Further, the regulator plans to increase the minimum contract size to Rs 15 lakh to Rs 20 lakh from the current Rs 5 lakh. This will further be increased after six months of the introduction of the contract.


The other proposals include upfront collection of options premiums from buyers, an increase in contract margins near expiry, intraday monitoring of position limits, rationalisation of contract strikes, and removal of calendar spread benefits on the expiry day.


As per Sebi, the cumulative trading loss incurred by 9.25 million unique individuals and proprietorship firms who traded in the index derivatives of NSE stood at Rs 51,689 crore in FY24.


Sebi has also pointed out that nearly 28 per cent of the notional turnover on Nifty weekly expiry comes in the last hour, while the same stands at 40 per cent for Sensex.

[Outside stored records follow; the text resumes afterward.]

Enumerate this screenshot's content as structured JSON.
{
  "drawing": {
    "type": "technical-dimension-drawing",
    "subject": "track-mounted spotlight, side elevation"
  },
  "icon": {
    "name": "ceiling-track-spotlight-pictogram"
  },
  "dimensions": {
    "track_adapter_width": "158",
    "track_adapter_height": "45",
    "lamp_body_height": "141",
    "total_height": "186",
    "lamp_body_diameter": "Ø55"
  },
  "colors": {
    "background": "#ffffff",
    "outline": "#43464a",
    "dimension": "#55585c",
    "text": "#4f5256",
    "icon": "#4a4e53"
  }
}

“Bursts of speculative hyperactivity in derivative markets, particularly by individual players, can detract from sustained capital formation by endangering both investor protection and market stability,” noted Sebi in the consultation paper.


As per an industry estimate, over 80 per cent of the fees collected by the National Stock Exchange (NSE) comes from options.


Besides exchanges, the fresh proposals will hurt brokers, who are already grappling with a slew of regulatory changes.